Sunday, March 02, 2008

When Old People Make Music

This morning it was our turn to participate in the service at Mennonite Manor. While I stood up front and sang along with others from our churches, I mused on how some of the feeble elderly participate in and love music after many of their other capabilities have been stolen from them.

When it was time for people in the audience to choose songs for the group to sing, one elderly gentleman in a wheelchair chose "Just a Closer Walk With Thee." His wife, after her husband had repeated the number for her and she found it, held a songbook with the words. He never looked at it. He threw back his head and sang with a strong, clear resonant voice, even inserting some of the echoing words in the versions that are not dumbed down for old people. He closed his eyes part of the time, and moved his head slightly with the emotion of the moment. Watching him, my heart listened closely to the words of the song, and I was blessed to "hear" them through that man's experience, even though he was a stranger to me, and I did not know his past. His evident yearning became my prayer as well.

I thought of another resident of the Manor who we first met when she was 96 years old. As a wife and mother many years earlier, Lida welcomed into their home her son's college friend who was a student from Japan. The student had returned to Japan after college, apparently did well financially, and never forgot his "family" in America. He visited them every year. The son who had befriended him was tragically killed in a car/pedestrian accident shortly before we learned to know Lida, but Hideyo kept coming back to visit Lida at the nursing home. Mutual friends introduced us, and we invited both of them to our house for Sunday dinner.

Somewhere along the line we learned that Lida played piano beautifully and often played in the chapel at the nursing home. She had taught piano students for many years. When we saw how much she had enjoyed the drive we took on the Sunday afternoon she was at our house, we invited her to accompany us to a piano and voice recital event at which our son Shane sang.
She was ever-so-grateful, but ruefully remarked about the piano teacher "I was a lot harder on my students than she was. I made them memorize their pieces." Lida moved later to Indiana where another of her sons lived and we've lost track of her. But the memory of that gracious, intelligent, musically accomplished lady puts a smile on my face every time I think of her.
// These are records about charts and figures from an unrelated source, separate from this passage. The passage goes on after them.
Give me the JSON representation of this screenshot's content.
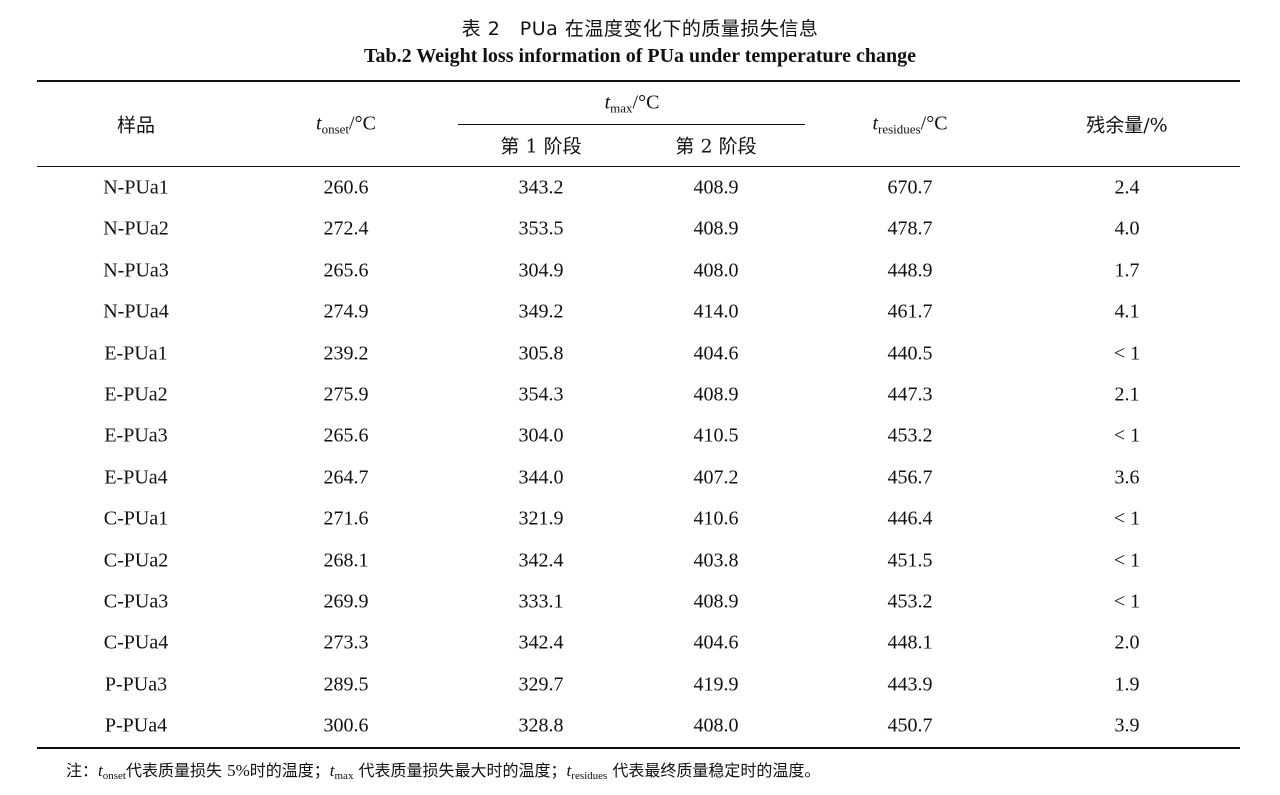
{
  "caption": {
    "cn": "表 2　PUa 在温度变化下的质量损失信息",
    "en": "Tab.2 Weight loss information of PUa under temperature change"
  },
  "headers": {
    "sample": "样品",
    "t_onset_var": "t",
    "t_onset_sub": "onset",
    "t_onset_unit": "/°C",
    "t_max_var": "t",
    "t_max_sub": "max",
    "t_max_unit": "/°C",
    "stage1": "第 1 阶段",
    "stage2": "第 2 阶段",
    "t_res_var": "t",
    "t_res_sub": "residues",
    "t_res_unit": "/°C",
    "residue": "残余量/%"
  },
  "rows": [
    [
      "N-PUa1",
      "260.6",
      "343.2",
      "408.9",
      "670.7",
      "2.4"
    ],
    [
      "N-PUa2",
      "272.4",
      "353.5",
      "408.9",
      "478.7",
      "4.0"
    ],
    [
      "N-PUa3",
      "265.6",
      "304.9",
      "408.0",
      "448.9",
      "1.7"
    ],
    [
      "N-PUa4",
      "274.9",
      "349.2",
      "414.0",
      "461.7",
      "4.1"
    ],
    [
      "E-PUa1",
      "239.2",
      "305.8",
      "404.6",
      "440.5",
      "< 1"
    ],
    [
      "E-PUa2",
      "275.9",
      "354.3",
      "408.9",
      "447.3",
      "2.1"
    ],
    [
      "E-PUa3",
      "265.6",
      "304.0",
      "410.5",
      "453.2",
      "< 1"
    ],
    [
      "E-PUa4",
      "264.7",
      "344.0",
      "407.2",
      "456.7",
      "3.6"
    ],
    [
      "C-PUa1",
      "271.6",
      "321.9",
      "410.6",
      "446.4",
      "< 1"
    ],
    [
      "C-PUa2",
      "268.1",
      "342.4",
      "403.8",
      "451.5",
      "< 1"
    ],
    [
      "C-PUa3",
      "269.9",
      "333.1",
      "408.9",
      "453.2",
      "< 1"
    ],
    [
      "C-PUa4",
      "273.3",
      "342.4",
      "404.6",
      "448.1",
      "2.0"
    ],
    [
      "P-PUa3",
      "289.5",
      "329.7",
      "419.9",
      "443.9",
      "1.9"
    ],
    [
      "P-PUa4",
      "300.6",
      "328.8",
      "408.0",
      "450.7",
      "3.9"
    ]
  ],
  "note": {
    "prefix": "注：",
    "v1": "t",
    "s1": "onset",
    "d1": "代表质量损失 ",
    "pct": "5%",
    "d1b": "时的温度；",
    "v2": "t",
    "s2": "max",
    "d2": " 代表质量损失最大时的温度；",
    "v3": "t",
    "s3": "residues",
    "d3": " 代表最终质量稳定时的温度。"
  }
}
Another friend, Yvonne, tells about her mother, who lost her speech and the use of her one arm as the result of a stroke. But with her good hand, she could still pick out a tune on the keyboard and sing along with her playing. She often repeated the hymns she had heard most recently in church.

It must be that the the ability to make music is buried so deep in our personhood that it survives ravages fatal to many other more peripheral skills.

When Winnie-the-Pooh was stuck in the door to rabbit's home (from eating too much of rabbit's food) and had to stay there until he shrank down enough to be able to push on through, he requested that those who read to him to help pass the time would read "sustaining" kinds of stories.

I do not play a musical instrument, and I do not distinguish myself by my singing ability. But I like to think of the music "stories" I'm filing away now as having a reading-to-Winnie-the-Pooh kind of quality. In the future, when I feel a great need for "sustaining" kinds of experiences, I believe that sung stories will come to my aid. Yvonne's mother, Lida, and the unnamed man at Mennonite Manor all show me that it has happened for others.